For now, governments say there is no immediate shortage. South Africa said it has enough supply for the coming weeks, while Kenya requires marketers to hold at least three weeks of stock. By comparison, the International Energy Agency recommends reserves covering 90 days of net imports, a threshold no African country currently meets.

Elsewhere, the strain is becoming visible. Authorities in Ethiopia have asked fuel stations to prioritize public transport and urged citizens to conserve energy. In Mogadishu, fuel prices have nearly doubled, underscoring how quickly costs are rising.

Dangote Petrochemical Complex in Lagos, Nigeria.

Limited refining capacity heightens fuel supply risks

South Africa holds about 8 million barrels of strategic crude stocks, according to the state-owned Central Energy Fund, but has limited refined fuel reserves. Years of accidents and underinvestment have reduced its refining capacity, leaving the country more dependent on imports. That shift is now being tested.

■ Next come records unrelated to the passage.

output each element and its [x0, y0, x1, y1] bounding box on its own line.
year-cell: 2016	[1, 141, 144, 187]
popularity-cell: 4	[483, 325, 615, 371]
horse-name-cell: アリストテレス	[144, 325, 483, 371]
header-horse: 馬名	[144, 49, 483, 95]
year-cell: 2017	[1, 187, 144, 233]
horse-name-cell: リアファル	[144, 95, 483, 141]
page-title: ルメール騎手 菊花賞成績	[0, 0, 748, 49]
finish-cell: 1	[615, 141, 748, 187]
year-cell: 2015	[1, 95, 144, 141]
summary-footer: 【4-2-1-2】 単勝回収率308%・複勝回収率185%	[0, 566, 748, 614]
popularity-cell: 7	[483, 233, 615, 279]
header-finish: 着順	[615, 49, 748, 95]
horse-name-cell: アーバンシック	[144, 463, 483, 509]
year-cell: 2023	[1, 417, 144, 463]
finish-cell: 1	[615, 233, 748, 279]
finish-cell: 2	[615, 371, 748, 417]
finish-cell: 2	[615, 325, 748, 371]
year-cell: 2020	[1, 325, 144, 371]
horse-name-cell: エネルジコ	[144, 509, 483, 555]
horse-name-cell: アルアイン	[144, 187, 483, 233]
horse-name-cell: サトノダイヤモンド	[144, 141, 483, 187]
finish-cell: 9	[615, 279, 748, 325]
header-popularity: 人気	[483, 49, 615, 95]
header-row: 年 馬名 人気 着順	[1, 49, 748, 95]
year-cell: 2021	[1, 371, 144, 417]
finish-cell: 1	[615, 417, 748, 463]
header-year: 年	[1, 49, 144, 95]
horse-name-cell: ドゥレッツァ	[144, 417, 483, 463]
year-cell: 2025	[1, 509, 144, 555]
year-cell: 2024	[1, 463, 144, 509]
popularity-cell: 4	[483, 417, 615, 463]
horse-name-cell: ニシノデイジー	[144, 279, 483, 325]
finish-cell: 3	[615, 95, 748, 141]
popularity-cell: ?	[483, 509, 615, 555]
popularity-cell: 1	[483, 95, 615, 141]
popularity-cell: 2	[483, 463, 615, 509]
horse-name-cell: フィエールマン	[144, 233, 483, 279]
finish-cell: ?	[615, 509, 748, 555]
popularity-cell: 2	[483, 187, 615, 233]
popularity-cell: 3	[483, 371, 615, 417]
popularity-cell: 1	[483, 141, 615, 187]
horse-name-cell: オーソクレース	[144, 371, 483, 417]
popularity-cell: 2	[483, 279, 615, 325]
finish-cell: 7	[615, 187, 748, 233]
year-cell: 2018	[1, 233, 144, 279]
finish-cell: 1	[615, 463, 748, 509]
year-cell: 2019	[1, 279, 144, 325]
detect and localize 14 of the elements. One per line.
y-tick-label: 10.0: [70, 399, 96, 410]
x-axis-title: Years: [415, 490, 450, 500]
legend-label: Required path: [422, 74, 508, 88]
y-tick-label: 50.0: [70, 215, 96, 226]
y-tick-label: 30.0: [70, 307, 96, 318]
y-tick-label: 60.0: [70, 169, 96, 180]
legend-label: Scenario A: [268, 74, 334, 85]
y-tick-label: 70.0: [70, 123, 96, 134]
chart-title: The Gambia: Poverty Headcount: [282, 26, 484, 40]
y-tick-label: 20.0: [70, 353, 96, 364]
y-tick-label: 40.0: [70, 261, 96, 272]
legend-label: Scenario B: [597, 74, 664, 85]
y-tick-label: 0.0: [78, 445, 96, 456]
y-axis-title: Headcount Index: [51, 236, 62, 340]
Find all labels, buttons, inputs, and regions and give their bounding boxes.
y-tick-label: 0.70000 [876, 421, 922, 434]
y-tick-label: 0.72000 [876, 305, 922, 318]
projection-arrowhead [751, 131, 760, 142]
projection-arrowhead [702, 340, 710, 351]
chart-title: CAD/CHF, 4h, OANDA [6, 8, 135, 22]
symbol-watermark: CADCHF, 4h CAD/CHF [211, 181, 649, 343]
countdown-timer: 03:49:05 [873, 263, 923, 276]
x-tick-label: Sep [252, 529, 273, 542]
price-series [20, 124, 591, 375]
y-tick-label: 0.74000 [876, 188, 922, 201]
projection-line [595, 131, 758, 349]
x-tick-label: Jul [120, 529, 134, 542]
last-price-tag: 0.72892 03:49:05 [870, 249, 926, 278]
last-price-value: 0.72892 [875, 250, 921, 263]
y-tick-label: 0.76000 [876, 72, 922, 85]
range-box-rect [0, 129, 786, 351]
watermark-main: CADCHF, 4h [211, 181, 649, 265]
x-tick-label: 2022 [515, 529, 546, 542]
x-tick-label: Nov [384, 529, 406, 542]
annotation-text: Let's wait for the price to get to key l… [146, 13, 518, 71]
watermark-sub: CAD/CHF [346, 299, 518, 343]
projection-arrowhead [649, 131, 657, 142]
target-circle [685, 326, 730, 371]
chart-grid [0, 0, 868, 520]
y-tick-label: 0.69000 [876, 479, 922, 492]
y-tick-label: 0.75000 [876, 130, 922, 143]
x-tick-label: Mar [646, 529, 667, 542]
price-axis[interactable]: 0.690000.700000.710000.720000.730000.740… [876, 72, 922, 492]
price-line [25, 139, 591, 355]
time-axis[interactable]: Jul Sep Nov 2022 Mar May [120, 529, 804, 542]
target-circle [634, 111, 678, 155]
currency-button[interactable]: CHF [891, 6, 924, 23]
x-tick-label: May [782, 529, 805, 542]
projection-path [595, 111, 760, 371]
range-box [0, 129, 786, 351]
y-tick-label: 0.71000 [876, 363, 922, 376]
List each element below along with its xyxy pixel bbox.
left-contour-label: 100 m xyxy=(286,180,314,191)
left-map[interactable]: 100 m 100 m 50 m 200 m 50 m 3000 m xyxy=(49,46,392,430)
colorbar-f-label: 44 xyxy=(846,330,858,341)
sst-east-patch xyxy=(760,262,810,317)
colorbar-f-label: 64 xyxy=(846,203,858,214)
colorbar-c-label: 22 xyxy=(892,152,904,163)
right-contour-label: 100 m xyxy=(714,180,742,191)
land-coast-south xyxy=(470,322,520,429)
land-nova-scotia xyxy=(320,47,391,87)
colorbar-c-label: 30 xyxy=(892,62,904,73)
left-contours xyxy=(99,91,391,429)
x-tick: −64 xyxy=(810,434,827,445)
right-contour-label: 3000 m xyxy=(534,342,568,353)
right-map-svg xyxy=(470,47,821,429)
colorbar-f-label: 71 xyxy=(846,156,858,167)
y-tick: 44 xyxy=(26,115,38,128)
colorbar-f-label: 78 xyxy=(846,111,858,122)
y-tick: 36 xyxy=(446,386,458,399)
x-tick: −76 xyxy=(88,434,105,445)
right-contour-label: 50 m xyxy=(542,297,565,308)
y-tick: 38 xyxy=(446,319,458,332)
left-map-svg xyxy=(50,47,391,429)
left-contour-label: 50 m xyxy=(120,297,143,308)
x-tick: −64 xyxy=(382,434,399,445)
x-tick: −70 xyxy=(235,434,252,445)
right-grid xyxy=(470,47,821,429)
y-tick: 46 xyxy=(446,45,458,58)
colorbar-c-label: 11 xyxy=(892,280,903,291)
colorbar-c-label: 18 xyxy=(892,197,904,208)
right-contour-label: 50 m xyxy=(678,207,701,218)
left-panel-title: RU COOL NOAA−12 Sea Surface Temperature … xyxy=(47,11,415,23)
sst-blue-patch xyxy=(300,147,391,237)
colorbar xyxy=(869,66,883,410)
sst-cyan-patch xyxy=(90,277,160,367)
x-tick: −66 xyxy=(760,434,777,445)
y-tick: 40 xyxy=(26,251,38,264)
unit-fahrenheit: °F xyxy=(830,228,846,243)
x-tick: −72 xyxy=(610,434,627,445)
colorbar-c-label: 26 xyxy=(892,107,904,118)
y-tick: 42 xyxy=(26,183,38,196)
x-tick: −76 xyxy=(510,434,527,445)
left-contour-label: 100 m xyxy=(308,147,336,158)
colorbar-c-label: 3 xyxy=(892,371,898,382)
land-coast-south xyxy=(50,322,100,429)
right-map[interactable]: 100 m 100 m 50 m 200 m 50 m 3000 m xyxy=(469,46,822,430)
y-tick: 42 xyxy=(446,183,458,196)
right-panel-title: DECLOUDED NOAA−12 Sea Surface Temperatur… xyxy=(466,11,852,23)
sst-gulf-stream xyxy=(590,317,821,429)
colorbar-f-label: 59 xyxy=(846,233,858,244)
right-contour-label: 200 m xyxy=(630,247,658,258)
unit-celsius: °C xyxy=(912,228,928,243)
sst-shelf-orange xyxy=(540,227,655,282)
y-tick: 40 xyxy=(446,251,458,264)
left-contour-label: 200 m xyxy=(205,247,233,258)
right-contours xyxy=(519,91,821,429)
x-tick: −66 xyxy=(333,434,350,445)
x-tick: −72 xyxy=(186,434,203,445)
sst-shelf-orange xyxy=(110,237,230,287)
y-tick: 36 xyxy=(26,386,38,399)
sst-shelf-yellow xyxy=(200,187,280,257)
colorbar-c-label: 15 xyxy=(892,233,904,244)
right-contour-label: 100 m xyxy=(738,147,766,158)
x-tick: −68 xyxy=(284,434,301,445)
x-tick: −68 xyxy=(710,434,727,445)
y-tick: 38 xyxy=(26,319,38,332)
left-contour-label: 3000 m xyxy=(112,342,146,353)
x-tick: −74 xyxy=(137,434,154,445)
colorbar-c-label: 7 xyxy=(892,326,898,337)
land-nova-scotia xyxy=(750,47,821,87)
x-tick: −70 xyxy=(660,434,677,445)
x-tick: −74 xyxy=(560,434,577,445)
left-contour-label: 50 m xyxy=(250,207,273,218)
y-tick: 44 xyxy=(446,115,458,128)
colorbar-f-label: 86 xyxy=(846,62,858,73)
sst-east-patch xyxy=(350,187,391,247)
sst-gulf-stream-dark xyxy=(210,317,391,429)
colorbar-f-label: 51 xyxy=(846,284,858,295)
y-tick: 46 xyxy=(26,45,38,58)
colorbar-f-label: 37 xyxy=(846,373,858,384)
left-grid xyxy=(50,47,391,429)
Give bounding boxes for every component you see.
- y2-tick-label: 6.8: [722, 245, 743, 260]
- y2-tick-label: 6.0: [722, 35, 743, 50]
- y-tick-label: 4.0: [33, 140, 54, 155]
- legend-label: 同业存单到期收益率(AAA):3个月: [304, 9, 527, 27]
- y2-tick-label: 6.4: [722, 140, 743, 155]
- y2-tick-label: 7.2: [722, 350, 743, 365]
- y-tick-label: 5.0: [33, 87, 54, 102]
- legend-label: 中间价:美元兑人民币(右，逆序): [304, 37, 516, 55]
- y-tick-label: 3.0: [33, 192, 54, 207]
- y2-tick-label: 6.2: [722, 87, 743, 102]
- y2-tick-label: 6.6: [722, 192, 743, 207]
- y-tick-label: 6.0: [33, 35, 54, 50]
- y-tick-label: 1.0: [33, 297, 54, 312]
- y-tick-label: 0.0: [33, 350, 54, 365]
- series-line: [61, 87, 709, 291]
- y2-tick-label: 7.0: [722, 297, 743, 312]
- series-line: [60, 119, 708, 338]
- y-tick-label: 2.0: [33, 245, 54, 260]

Some companies are already adjusting, with demand for coal rising as firms look for alternatives. Exxaro Resources said coal prices have climbed about 20 percent to $112 per ton, while transport and insurance costs for exports are also increasing.

The collage of Aliko Dangote and his broad multi-billion dollar business empire.

Nigeria fuel prices track global markets

In Nigeria, the effects are feeding through to pump prices. Dangote’s refinery has raised petrol prices by 34 percent, increasing the ex-gantry price by N180 ($0.12) to N1,175 ($0.84) per liter. This reflects higher crude costs on international markets, which refiners must now pass on.

Unlike in the past, when fuel prices were heavily subsidized, Nigeria’s current system allows prices to track global movements. For Dangote’s refinery, keeping prices unchanged would have meant absorbing rising crude costs. Instead, the changes show how global events are being felt quickly at home, from government balance sheets to what consumers pay at the pump.